The cut involved diverting bicycles, cars, motorcycles and four bus lines (25, 42, 135 and 172) for four months. Lines that do what they can to compensate for the lack of transversalization of the Buenos Aires subway, within the limits of an avenue that during rush hour goes at four kilometers per hour thanks to the invasion of vehicles parked after hours and poorly located garbage containers.

All in an area with electrical generators scattered by other power outages (in Beauchef, in Directorio, in Rivadavia itself at the height of the former Village), with traffic interruptions due to works of other services (around the way there are AySA fences) and by more facts that speak of the collapse of the neighborhood, such as the collapse of a PH on Pedro Goyena Avenue, which left two dead two days before the fire.

Ten days after the flames, the roof of the substation imploded to start the civil work, which will continue for the rest of the year. There was already an official explanation for the flames: a leak in an oil filtration machine while repairs were being made to a transformer. Edesur did not stop sending emails to its users with every step it took. And I exchanged the messages that start this column with my boyfriend.

Then the outage notices began to arrive, in tandem: subject “Electrical incident”, subject “Scheduled normalization schedule”, hopefully subject “Electrical incident resolved”. They were interspersed with emails from the administration that reported the complaints to the electricity distributor. The official explanation for the cuts was the work of Edesur “to have the distribution network in the area stabilized.” “It will fluctuate until it normalizes,” the company promised.

But the most concerned or wealthy neighbors went out to buy stabilizers to deal with voltage spikes. Others filled the halls of their buildings to charge their cell phones during the current phase, or to recover a cut work video call. The construction workers also paraded there, to whom some administrators offered bathrooms that were more comfortable than chemical ones on the concrete.

Outside, the perpetual noise of the containers spewing diesel smoke continued. Seven covered the front of the building that I occasionally inhabit, the one next door, and the gym. 14 were counted from the hypermarket to the end of the block. 21 in total in 100 meters, plus three more on the way back, on Alberdi almost Riglos.

Those three-by-six-meter gray masses not only supplied transformers. Some housed mini offices, were involved in the provision of fuel or had an impact on the distribution of energy. The rest of the block was cranes, chemical toilets, New Jersey fences made of yellow and red plastic, and others made of wood painted white with red or orange. Also, motorcycles and bikes on the sidewalk, and cars belonging to the front members entering or leaving.

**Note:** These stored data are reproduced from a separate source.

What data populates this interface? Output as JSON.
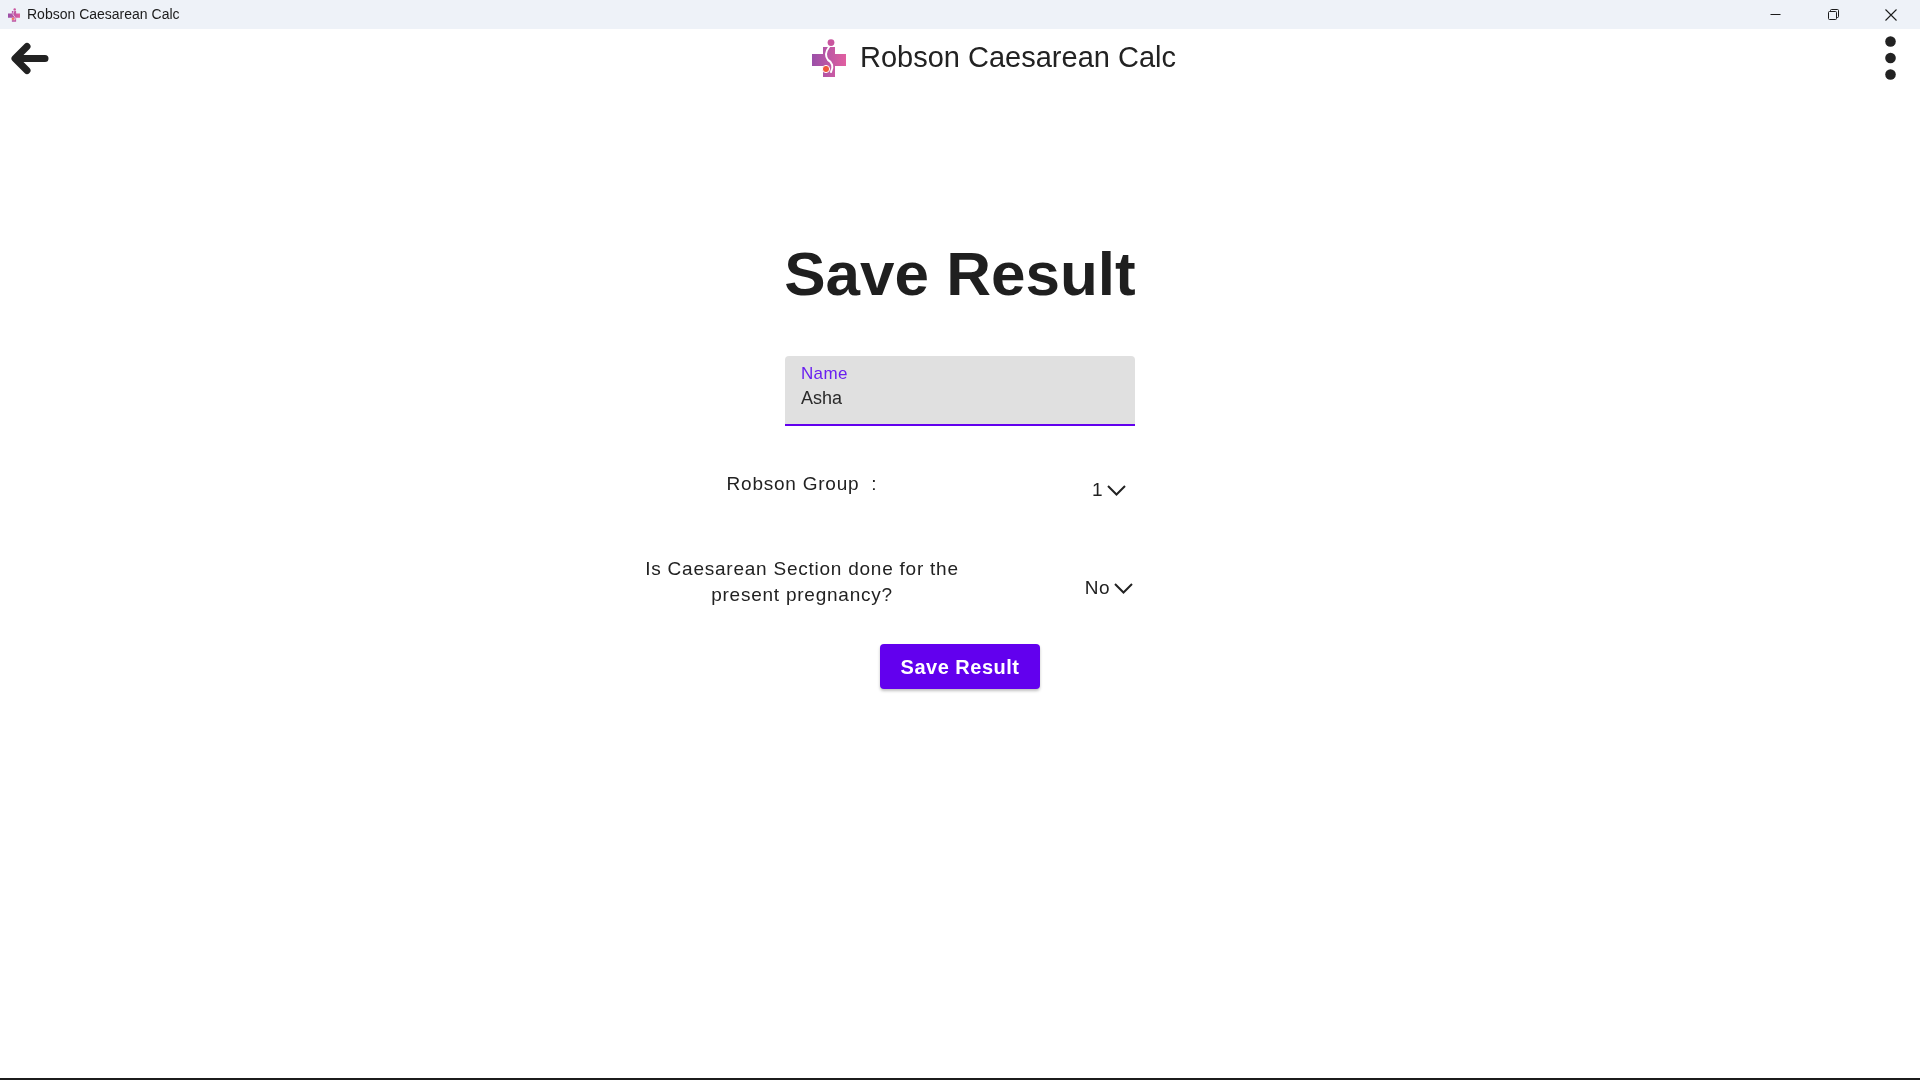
{
  "window": {
    "title": "Robson Caesarean Calc"
  },
  "app_bar": {
    "title": "Robson Caesarean Calc"
  },
  "heading": "Save Result",
  "name_field": {
    "label": "Name",
    "value": "Asha",
    "focused": true
  },
  "questions": [
    {
      "label": "Robson Group  :",
      "value": "1"
    },
    {
      "label": "Is Caesarean Section done for the present pregnancy?",
      "value": "No"
    }
  ],
  "save_button": {
    "label": "Save Result"
  }
}
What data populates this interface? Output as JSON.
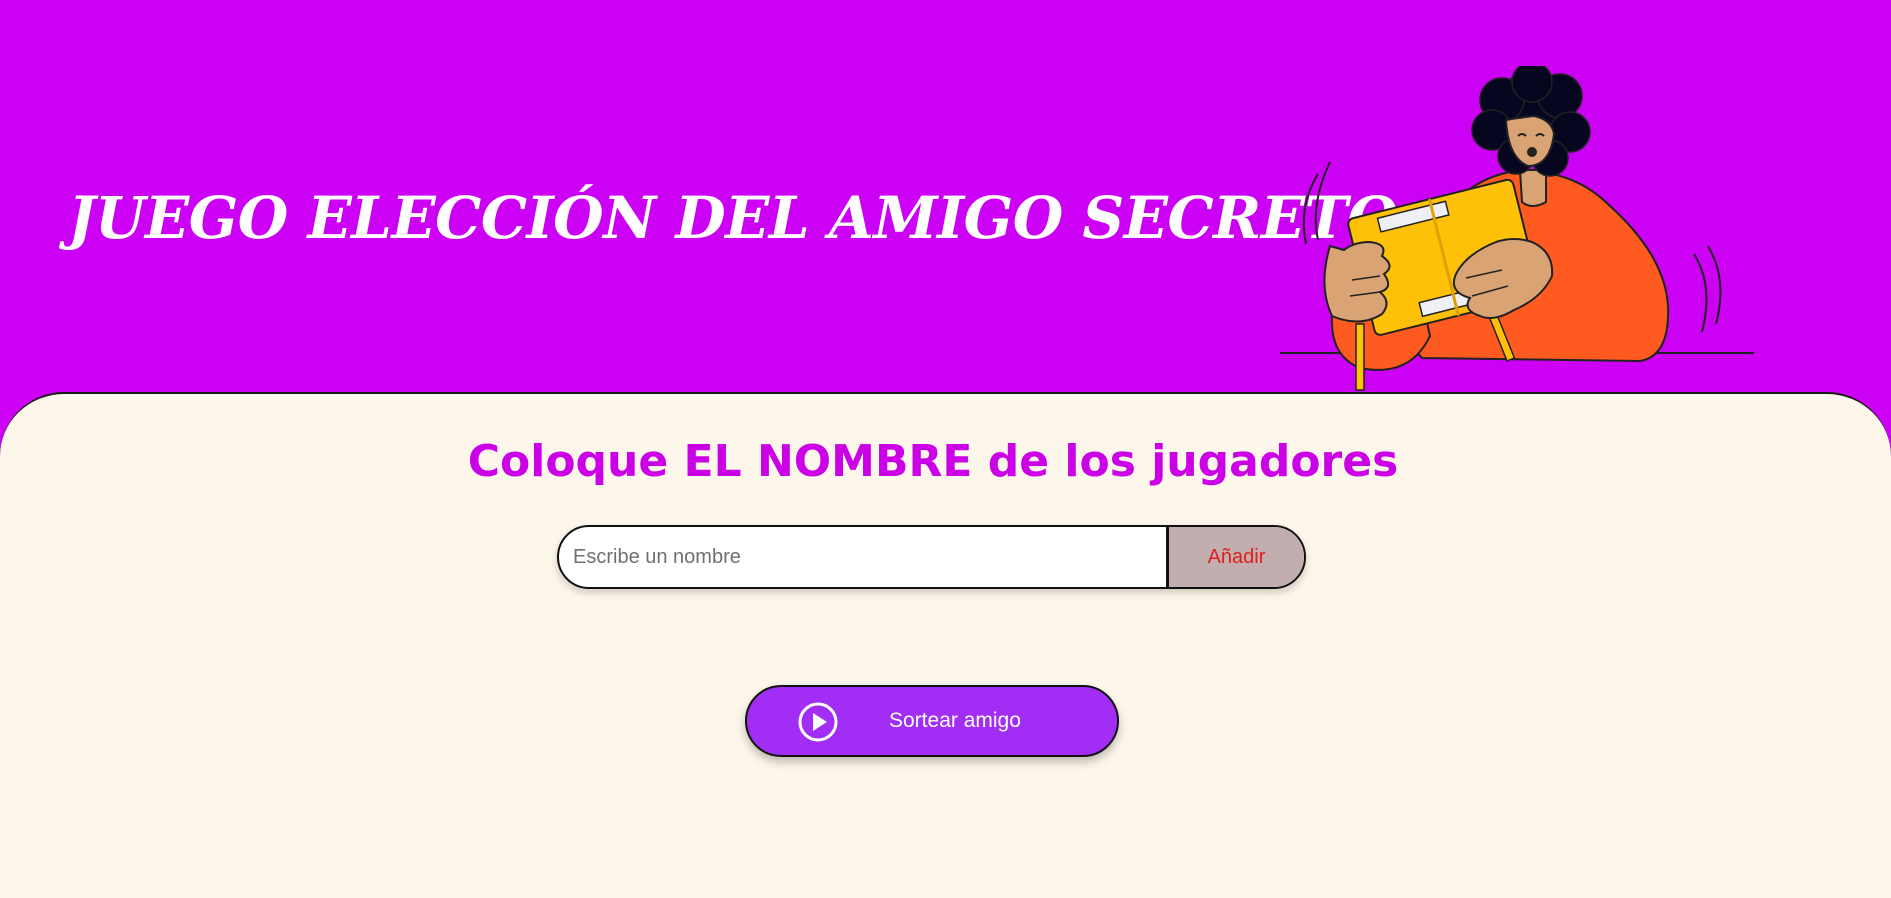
{
  "header": {
    "title": "JUEGO ELECCIÓN DEL AMIGO SECRETO",
    "illustration_icon": "person-opening-gift-illustration"
  },
  "main": {
    "section_title": "Coloque EL NOMBRE de los jugadores",
    "name_input": {
      "value": "",
      "placeholder": "Escribe un nombre"
    },
    "add_button_label": "Añadir",
    "draw_button_label": "Sortear amigo",
    "draw_button_icon": "play-circle-icon"
  },
  "colors": {
    "header_background": "#cc00f5",
    "main_background": "#fdf6ea",
    "title_accent": "#cc00e6",
    "add_button_background": "#c2aeae",
    "add_button_text": "#e01e1e",
    "draw_button_background": "#a22ef5"
  }
}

It was difficult to sleep with the noise. Also have a conversation. There was no electricity for the air conditioning, nor silence to open the window to let air in. Added to the roar of the containers was that of the cylindrical trucks that supplied diesel.

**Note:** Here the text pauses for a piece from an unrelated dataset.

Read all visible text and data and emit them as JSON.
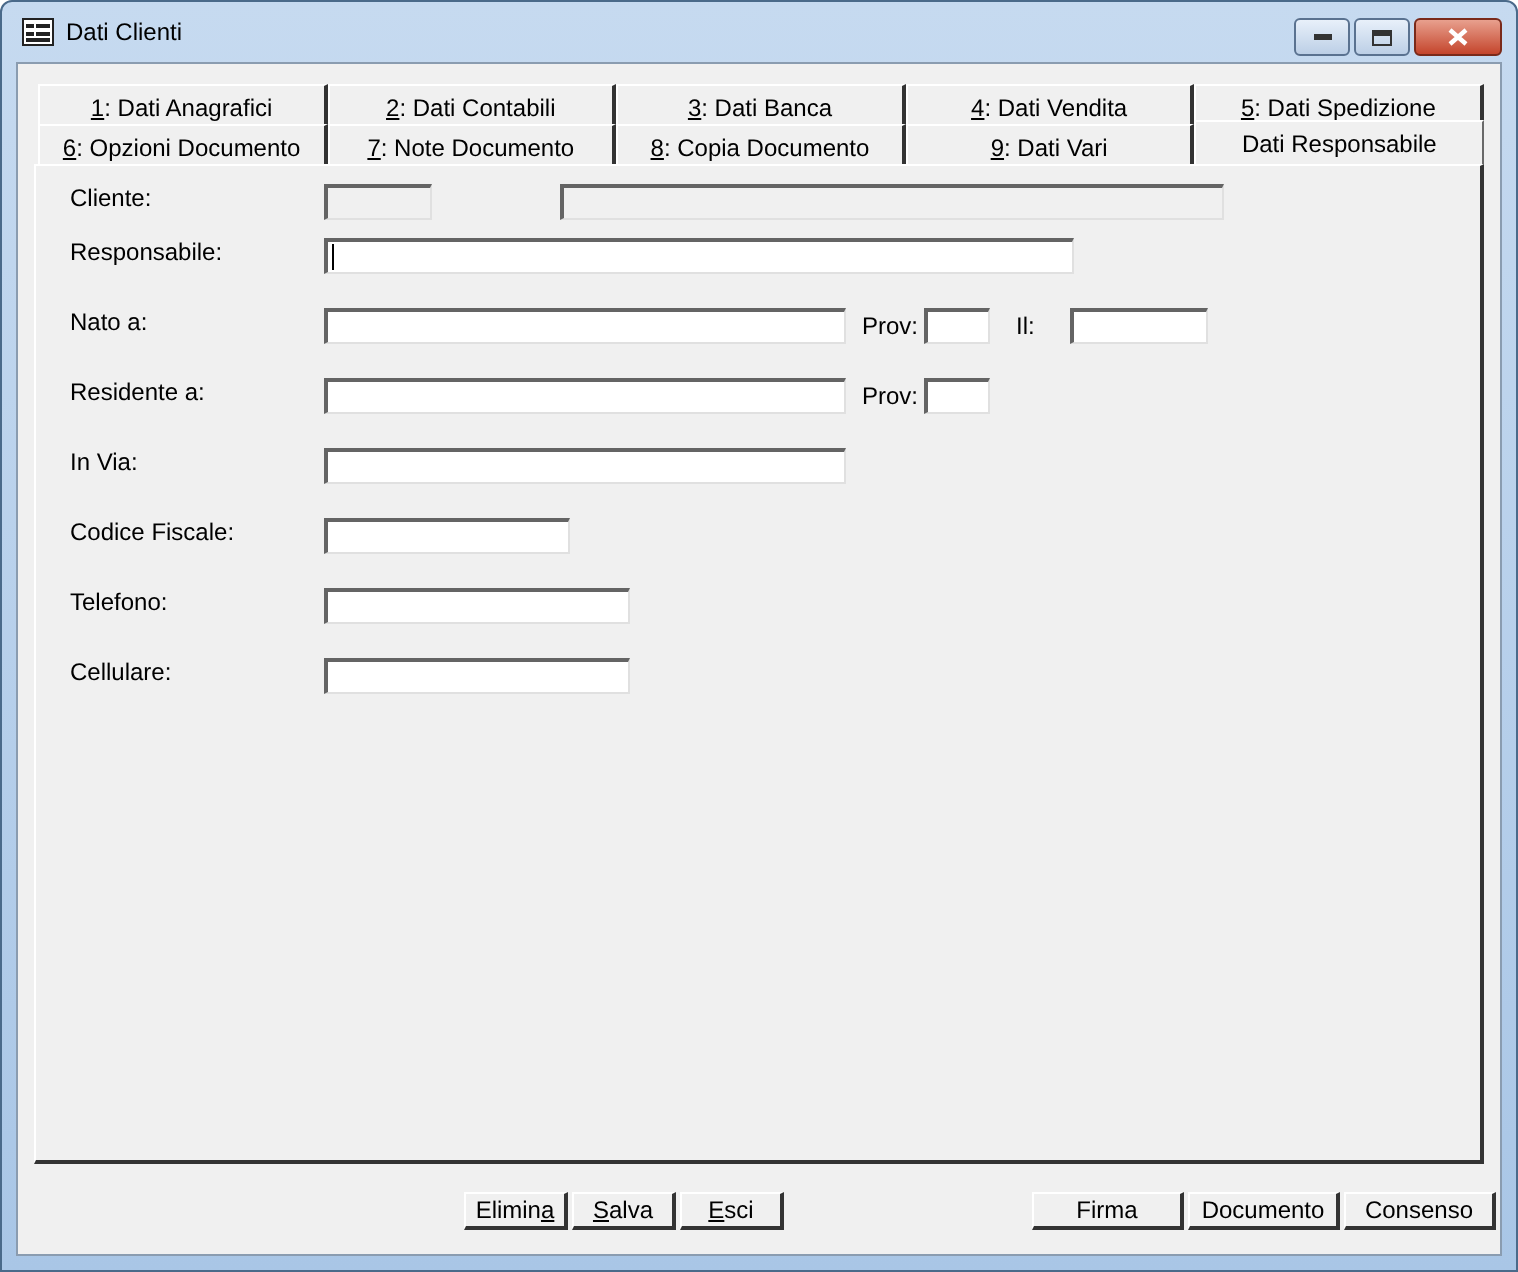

Managers and security and cleaning employees began wearing hearing protection. The administrations sent letters to ask Edesur to redistribute the generators in such a way that “they would not disturb the tranquility and good rest of the neighbors, given that they emit a constant sound or hum and do not allow them to fall asleep during the night.” An elegant way of asking why we do so much and others so little.

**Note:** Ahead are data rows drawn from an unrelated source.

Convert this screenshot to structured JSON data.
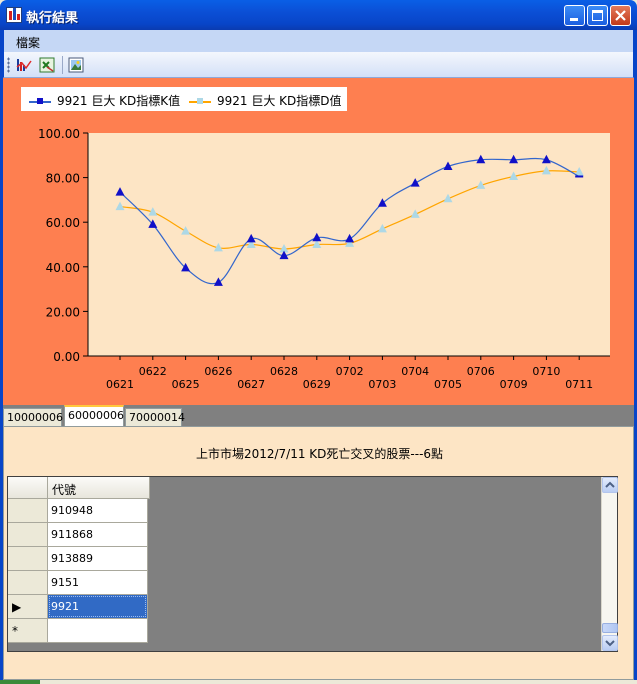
{
  "window": {
    "title": "執行結果"
  },
  "menu": {
    "items": [
      "檔案"
    ]
  },
  "toolbar": {
    "icons": [
      "chart-icon",
      "excel-export-icon",
      "picture-icon"
    ]
  },
  "chart_data": {
    "type": "line",
    "categories": [
      "0621",
      "0622",
      "0625",
      "0626",
      "0627",
      "0628",
      "0629",
      "0702",
      "0703",
      "0704",
      "0705",
      "0706",
      "0709",
      "0710",
      "0711"
    ],
    "series": [
      {
        "name": "9921 巨大 KD指標K值",
        "color": "#3366cc",
        "marker_color": "#1010c8",
        "marker": "triangle",
        "values": [
          73.5,
          59,
          39.5,
          33,
          52.5,
          45,
          53,
          52.5,
          68.5,
          77.5,
          85,
          88,
          88,
          88,
          80.5
        ]
      },
      {
        "name": "9921 巨大 KD指標D值",
        "color": "#ffa500",
        "marker_color": "#add8e6",
        "marker": "triangle",
        "values": [
          67,
          64.5,
          56,
          48.5,
          50,
          48,
          50,
          50.5,
          57,
          63.5,
          70.5,
          76.5,
          80.5,
          83,
          82.5
        ]
      }
    ],
    "ylim": [
      0,
      100
    ],
    "yticks": [
      "0.00",
      "20.00",
      "40.00",
      "60.00",
      "80.00",
      "100.00"
    ],
    "xlabel": "",
    "ylabel": "",
    "legend": "top-left",
    "grid": false,
    "colors": {
      "panel_background": "#fe7f50",
      "plot_background": "#fde5c5"
    }
  },
  "tabs": [
    {
      "label": "10000006"
    },
    {
      "label": "60000006",
      "active": true
    },
    {
      "label": "70000014"
    }
  ],
  "result": {
    "caption": "上市市場2012/7/11 KD死亡交叉的股票---6點",
    "column_header": "代號",
    "rows": [
      {
        "code": "910948",
        "marker": ""
      },
      {
        "code": "911868",
        "marker": ""
      },
      {
        "code": "913889",
        "marker": ""
      },
      {
        "code": "9151",
        "marker": ""
      },
      {
        "code": "9921",
        "marker": "▶",
        "selected": true
      },
      {
        "code": "",
        "marker": "*"
      }
    ]
  }
}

But the generators work in groups (they are called Four Packs because they are connected in packs of four or five) and it took time until they were moved. During the time they were in front of the building, they stagnated water against the curb of the sidewalk, in the summer with the most dengue fever in Buenos Aires history.

Finally, the containers were gone: last week the second transformer was commissioned and the substation was fully operational again. “The noise is finally over, right?” I tell the security employee as soon as the generators are taken away. “Yes, but now there is the bus problem,” he answers, dissatisfied.